Continuaste dando pequeños pasos de gigante. Te reías por ello. Estabas victoriosa.
Miraste hacia atrás. Querías comprobar la distancia que habías caminado por primera vez en tu vida. Desde tu posición omnipotente pudiste distinguir algo que nunca habías imaginado: el relieve de tus huellas en la arena mojada. Ante lo absurdo de la visión empezaste a estremecerte de desconcierto. Sentiste la necesidad de pellizcarte los brazos para despertar. Lo hiciste y fue como si hubieses tocado una de tus descoloridas muñecas con un guante de goma. No sentías nada en tus brazos ni en tus dedos. Solo tus pies te transmitían una electricidad que parecía brotar del mismo centro magnético de la tierra. Estaba claro que no era un sueño, o por lo menos, no era la clase de sueños que te aguijoneaba noche tras noche producto de tus deseos más íntimos.

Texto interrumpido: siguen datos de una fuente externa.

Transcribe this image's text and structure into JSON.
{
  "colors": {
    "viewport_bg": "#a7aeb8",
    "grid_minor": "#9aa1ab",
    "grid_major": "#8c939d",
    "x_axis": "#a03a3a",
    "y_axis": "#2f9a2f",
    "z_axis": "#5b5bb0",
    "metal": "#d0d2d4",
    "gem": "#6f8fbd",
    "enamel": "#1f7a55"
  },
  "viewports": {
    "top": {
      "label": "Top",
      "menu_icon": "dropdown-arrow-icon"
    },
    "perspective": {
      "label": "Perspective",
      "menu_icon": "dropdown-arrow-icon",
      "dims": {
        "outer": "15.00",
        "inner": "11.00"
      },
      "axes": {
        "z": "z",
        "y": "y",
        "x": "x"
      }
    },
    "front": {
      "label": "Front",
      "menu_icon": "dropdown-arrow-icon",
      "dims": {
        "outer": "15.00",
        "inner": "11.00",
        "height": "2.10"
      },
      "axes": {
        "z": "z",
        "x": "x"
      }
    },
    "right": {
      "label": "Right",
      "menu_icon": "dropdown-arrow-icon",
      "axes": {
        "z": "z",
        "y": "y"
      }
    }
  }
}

Volviste a mirar al frente y te quedaste contemplando el horizonte brumoso y encrespado. Sola y de pie por primera vez desde que tenías memoria.

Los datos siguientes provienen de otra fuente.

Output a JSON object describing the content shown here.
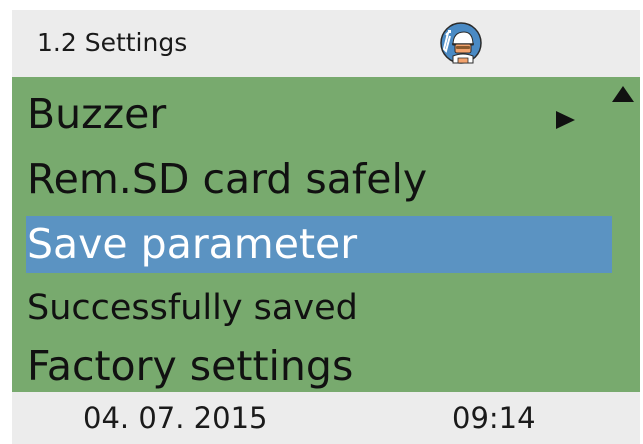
{
  "header": {
    "title": "1.2 Settings",
    "avatar_icon": "technician-icon"
  },
  "menu": {
    "items": [
      {
        "label": "Buzzer"
      },
      {
        "label": "Rem.SD card safely"
      },
      {
        "label": "Save parameter",
        "selected": true
      },
      {
        "label": "Successfully saved"
      },
      {
        "label": "Factory settings"
      }
    ],
    "submenu_icon": "arrow-right-icon",
    "scroll_icon": "scroll-up-icon"
  },
  "footer": {
    "date": "04. 07. 2015",
    "time": "09:14"
  },
  "colors": {
    "menu_background": "#78aa6e",
    "selected_background": "#5b93c2",
    "header_background": "#ececec",
    "avatar_background": "#4a8ac4",
    "avatar_skin": "#f3a36d"
  }
}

Una lengua de mar llegó a escasos metros de tus pies ardientes de dolor y se retiró cuando estuvo a punto de tocar tus dedos, como si te estuviera midiendo, como si te estuviera olfateando. Adivinabas que la próxima ola podría ofrecerte su saliva helada y lamerte tus uñas blancas. Para eso tenías que seguir avanzando por la carne húmeda de la playa y superar esa pequeña distancia. Eso hiciste. Llegaste a caminar más de diez pasos cuando el frío mordisco del mar te subió por las piernas como una víbora de hielo. Estaba deliciosamente helada.

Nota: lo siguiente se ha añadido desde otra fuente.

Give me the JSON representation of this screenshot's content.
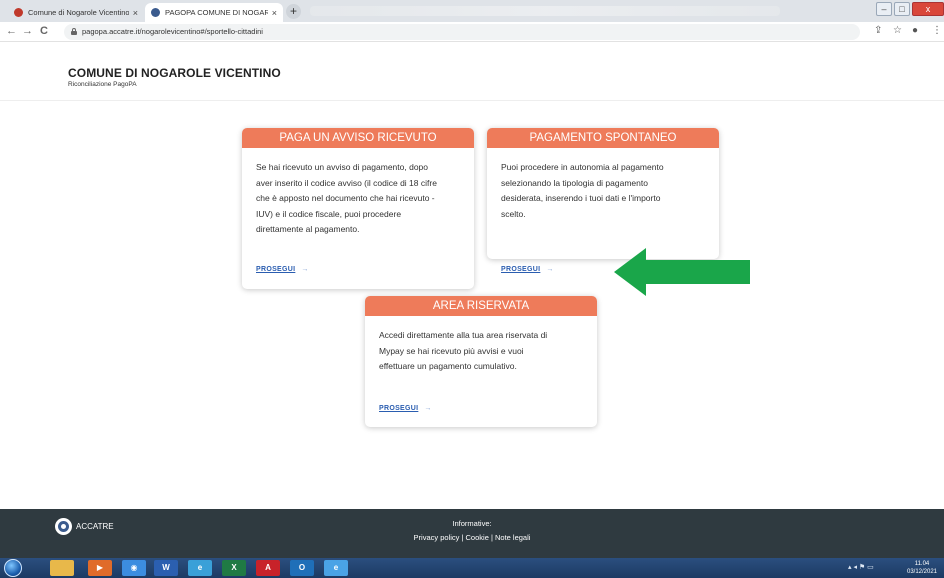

El agua se retiró nuevamente llevándose consigo unos finos y sinuosos hilos de sangre. Cuando regresó en forma intempestiva, la espuma blanca te cubrió las piernas hasta arriba de las rodillas, llegando a humedecer el borde de tu vestido de fiesta, ceñido con fuerza por un listón negro. En ese momento dejaste de caminar. En ese momento cerraste los ojos y disfrutaste al saberte de pie, rígida, helada y feliz.
El ulular del viento trajo a tus orejas punteadas de oro un sonido de órgano. Parecía provenir de lejos…
de una casa que tenía un patio trasero con tu silla de ruedas…
de una casa que tenía una cocina con coronas de flores…
de una casa que tenía una habitación poblada con nubes…
No le prestaste atención. Estabas tan dichosa por los pellizcos de las agujas de hielo, por los latidos de dolor que te provocaron el filo de los caracoles, por la increíble eternidad que se manifestaba a tu alrededor, que no te importó esa reminiscencia sonora de lamentos apagados. La fiesta no parecía ser tal. Al menos estabas contenta de no estar en ella. Nunca te gustaron los lloriqueos de tu madre o de tu abuela. Preferías, por sobre todas las cosas,  sus conversaciones animadas en las mañanas de tormenta, sus cuidados en tus noches febriles y los cuentos de hadas recitados a la medianoche. Pero parecía que nada de eso estaba ocurriendo.
Nunca pensaste en volver sobre tus pasos. Seguiste caminando hasta que el océano te cubrió los muslos. En la siguiente ola —más encumbrada, más arrolladora— te zambulliste sellando tus oídos con un velo de agua salina y, como te habías prometido unos minutos antes, nadaste como una sirena fosforescente, columpiando tus piernas de arriba a abajo. Te sentías elástica, articulada, plástica, movediza.
Al estar debajo del agua diste unas volteretas por entre los manojos de algas, te desataste el lazo fúnebre que ceñía tu cintura, saturaste de mineral tus pulmones vacíos y te perdiste como una estela blanca entre los pliegues oscuros del mar.

Tus improbables huellas en la arena duraron muy poco. El océano se encargó de corregir las imperfecciones de la playa desierta.

Cuento publicado en Antología  Contemporánea Sudamericana "Poetas Reptantes". Compilado por Alejandra Schnorr. Editorial Textos Intrusos (2016).